Выбрать главу

Это была последняя встреча с доктором. Чувствовалось, что какая-то невидимая болезнь подтачивает силы академика, он устал, сказал, что один экземпляр заключения выдает Николаю Ивановичу на руки. «Желаю вам успехов. По-человечески солидарен и завидую вашей настойчивости и смело­сти. Все, чем могу», — были последние слова доктора. Едва сдерживая слезы благодарности, Барыкин произнес тихо: «Спасибо».

По возвращении тотчас же позвонил Любомиру. Корреспонденту в четвер­тый раз отказывать было против всех правил. До прихода Николая Ивановича оставалось два часа двадцать минут, и Любомир решил уделить их взбалмош­ной и напористой «Капризной» для «очень, очень, очень важного, жизненно необходимого разговора». Все равно не отстанет. «Надо решиться, наконец, и покончить раз и навсегда с этой связью, вспыхнувшей в минуту слабости. Духовное развитие ее остановилось где-то в начальных классах. Кроме секса, одежды, балдежа да кутежа «на халяву», ее, в сущности, ничто не волновало и не тревожило. «Государство, как орудие насилия, тем не менее, не мешает мне быть свободной и независимой в сексе», — повторяла она услышанные от кого-то слова. Он стыдился показываться с ней в кафе, в маленьких полу­подвальных закусочных, опасался, что она опозорит непристойной выходкой, грубым матерным словом и его, и себя. «Ну, ты прямо засекречен, как спут­ник, — сетовала она, когда он в спешке увозил ее на такси к ее подруге (или другу). — Прощаю, ладно. Потому как мне сладко в твоих темпераментных объятиях. Не знаю, как насчет гениальности в журналистике, я не читаю газет, но в сексе ты король». Его удивляло, как человек с такой примитивной эрудицией, работая экскурсоводом, может говорить что-то людям об истории города, знаменитостях, культуре.

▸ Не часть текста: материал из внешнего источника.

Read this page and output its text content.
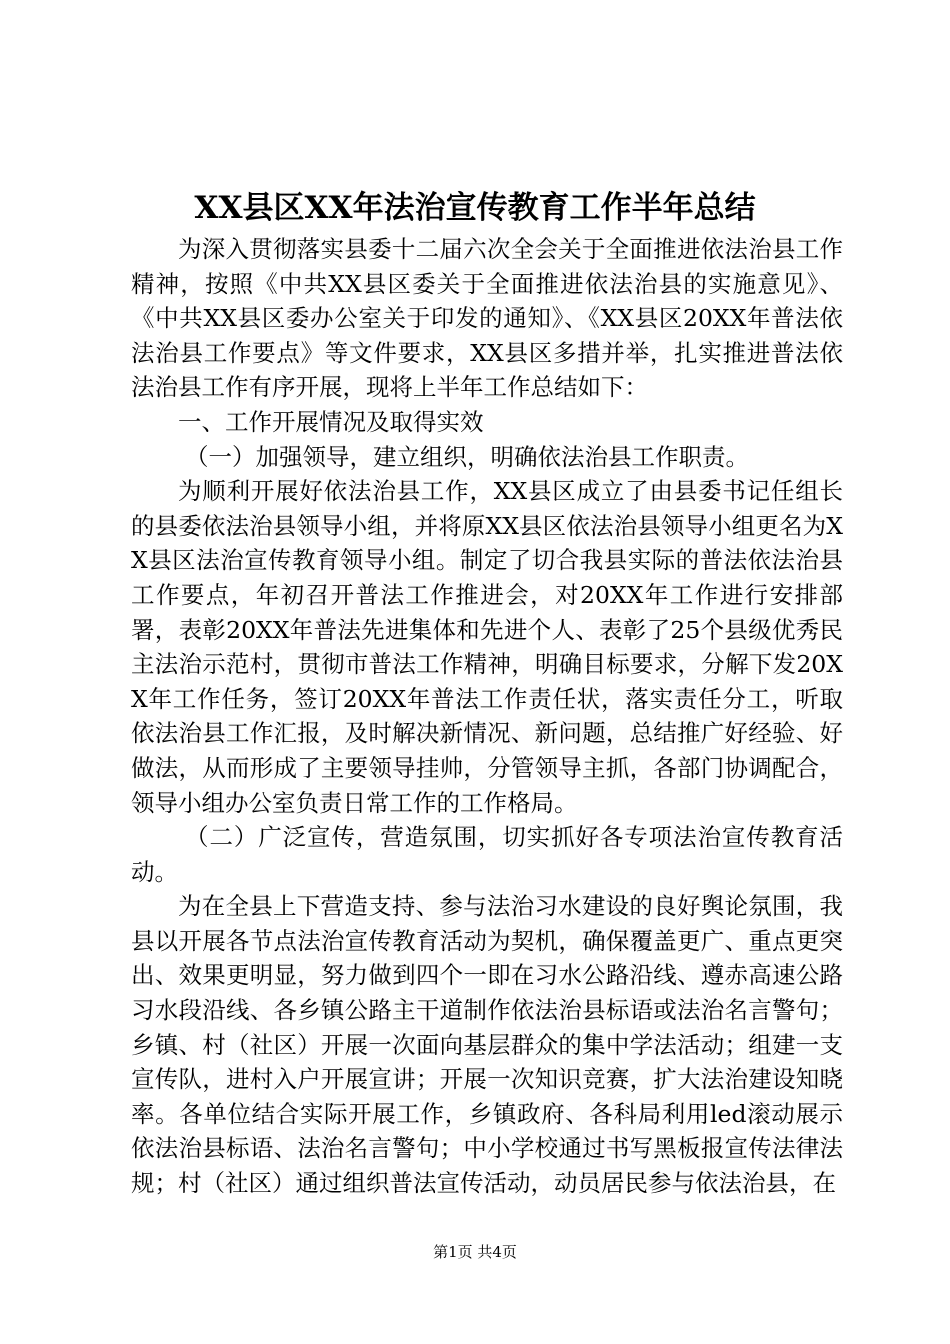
XX县区XX年法治宣传教育工作半年总结

为深入贯彻落实县委十二届六次全会关于全面推进依法治县工作精神，按照《中共XX县区委关于全面推进依法治县的实施意见》、《中共XX县区委办公室关于印发的通知》、《XX县区20XX年普法依法治县工作要点》等文件要求，XX县区多措并举，扎实推进普法依法治县工作有序开展，现将上半年工作总结如下：

一、工作开展情况及取得实效

（一）加强领导，建立组织，明确依法治县工作职责。

为顺利开展好依法治县工作，XX县区成立了由县委书记任组长的县委依法治县领导小组，并将原XX县区依法治县领导小组更名为XX县区法治宣传教育领导小组。制定了切合我县实际的普法依法治县工作要点，年初召开普法工作推进会，对20XX年工作进行安排部署，表彰20XX年普法先进集体和先进个人、表彰了25个县级优秀民主法治示范村，贯彻市普法工作精神，明确目标要求，分解下发20XX年工作任务，签订20XX年普法工作责任状，落实责任分工，听取依法治县工作汇报，及时解决新情况、新问题，总结推广好经验、好做法，从而形成了主要领导挂帅，分管领导主抓，各部门协调配合，领导小组办公室负责日常工作的工作格局。

（二）广泛宣传，营造氛围，切实抓好各专项法治宣传教育活动。

为在全县上下营造支持、参与法治习水建设的良好舆论氛围，我县以开展各节点法治宣传教育活动为契机，确保覆盖更广、重点更突出、效果更明显，努力做到四个一即在习水公路沿线、遵赤高速公路习水段沿线、各乡镇公路主干道制作依法治县标语或法治名言警句；乡镇、村（社区）开展一次面向基层群众的集中学法活动；组建一支宣传队，进村入户开展宣讲；开展一次知识竞赛，扩大法治建设知晓率。各单位结合实际开展工作，乡镇政府、各科局利用led滚动展示依法治县标语、法治名言警句；中小学校通过书写黑板报宣传法律法规；村（社区）通过组织普法宣传活动，动员居民参与依法治县，在

第1页 共4页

— Во-первых, все приезжие, пусть они будут из Прибалтики, Азии, Гол­ландии, — полные болваны в нашей истории, — находился у нее ответ. — Во-вторых, туристов, какого бы роду-племени они ни были, не интересует, кем построено это здание, в котором расположен магазин, а интересует, что в магазине. Узбеки покупают детские вещи, смоляне — харчи, литовцы — зап­части к автомобилям и ткани, поляки и евреи — золото. Меня никогда не спра­шивали: сколько получает рядовой сборщик на тракторном заводе, но инте­ресовались, где то место, где поляки сбывают товар. Все едут готовенькие, заранее уважая белорусский народ, сочувствуя его жертвам в Отечественную войну, а теперь еще разделяя чернобыльскую беду. Я их статистикой между глаз: сколько холодильников, тракторов, метров ткани, стиральных машин, в минуту, в сутки, и у них уже уши лопаются от избытка информации. До конца тему не раскрывают. Отвожу им час, два на ГУМ, ЦУМ, «Синтетику», «Электронику», — кстати у меня там связи, могу тебе устроить портативный цветной телевизор «Шилялис», — так вот, а сама бегу к тебе. Знакомый в кооператив приглашает. Восемьсот рублей обещает чистыми. Бутербродами торговать. Они скупают в столовых на окраинах продукты и продают втридо­рога в центре. Не хочу. Вкалывать надо. Мне дорого свободное время.

Одета она была вызывающе-броско, любила яркую деталь на шее, на голове. Уставилась своими маленькими, хитрыми, как у гадюки, глазками, прямо ему в переносицу:

— Я знаю. Это начало конца. Ты охладел ко мне. Не звонишь, не ищешь встречи. Не оправдывайся... я знаю. Как ты говорил, что там на кольце Соло­мона было написано?